Dieser ganze Papierstapel ist dick und kompliziert und erfordert verschiedene Unterschriften beim Notar. Das Bauwerk ist offenbar im Rahmen der geltenden Gesetze robust. Das Kerlchen hat freiwillig seine eigenen unsichtbaren permanenten Sklavenketten geschaffen. Das kann nur einer, der darüber schon jahrelang nachgedacht hat.
Wir werden ihn ab sofort sehr hart rannehmen, so wie damals Sucker, damit er sich bis zur Unterschrift noch umentscheiden kann.
Ich zeige ihm den Keller, in dem er schlafen muss und sein Büro, das er sich als erstes einrichten soll. Ich mache ihm klar, dass er ganz sicher nicht zur Familie gehören wird und nur in seltensten Fällen das Dachgeschoss betreten darf, weil er eben nur ein gewöhnlicher Arbeitssklave ist. Und dass er jeden Tag auch einige Stunden harte körperliche Drecksarbeit leisten muss.
„So. Und jetzt besorgst du einen zweiten Motorradhelm für mein Schwein...” – „Den habe ich schon, Herr. Ich glaube, er passt.” – Donnerwetter! – „...und dann fahrt Ihr zu Kalle. Schwein, ich will nachher wissen ob er verantwortungsvoll fährt, also pass genau auf. Halte dich an seinen Eiern fest.“ – „Ja, Herr.
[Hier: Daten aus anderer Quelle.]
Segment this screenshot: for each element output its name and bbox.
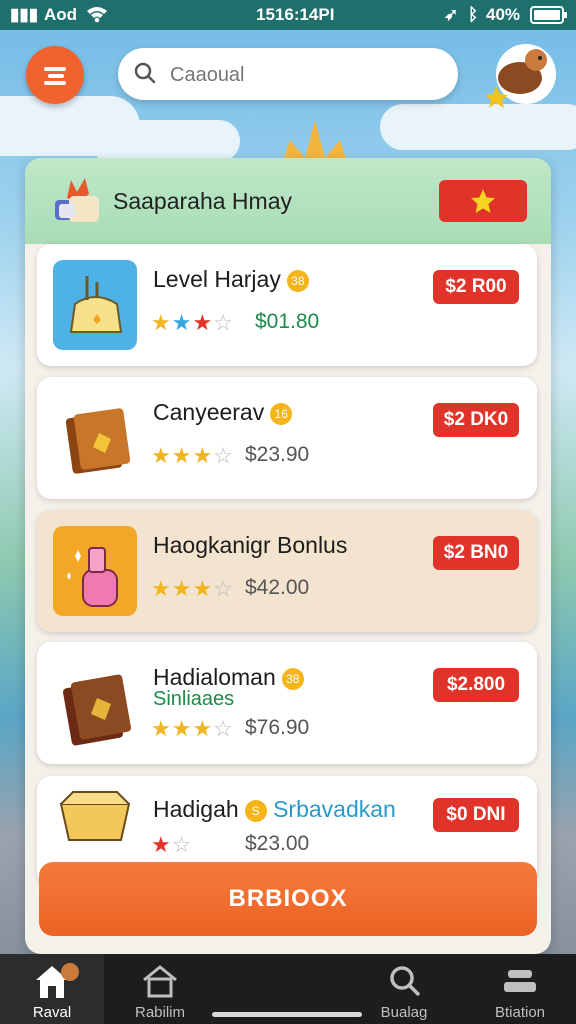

Ich glaube, dass er ein guter Fahrer ist.“ – „Und dann bekommt er bei Kalle genau so einen Nasenring wie du hast. Aber ohne Betäubung, damit er auf der Rückfahrt nicht matschig ist. Ihr dürft euch eine Stunde ausruhen vor der Rückfahrt. Ich will dann auch wissen, ob er ohne Fesselung seine Fresse still hinhalten konnte. Ab!”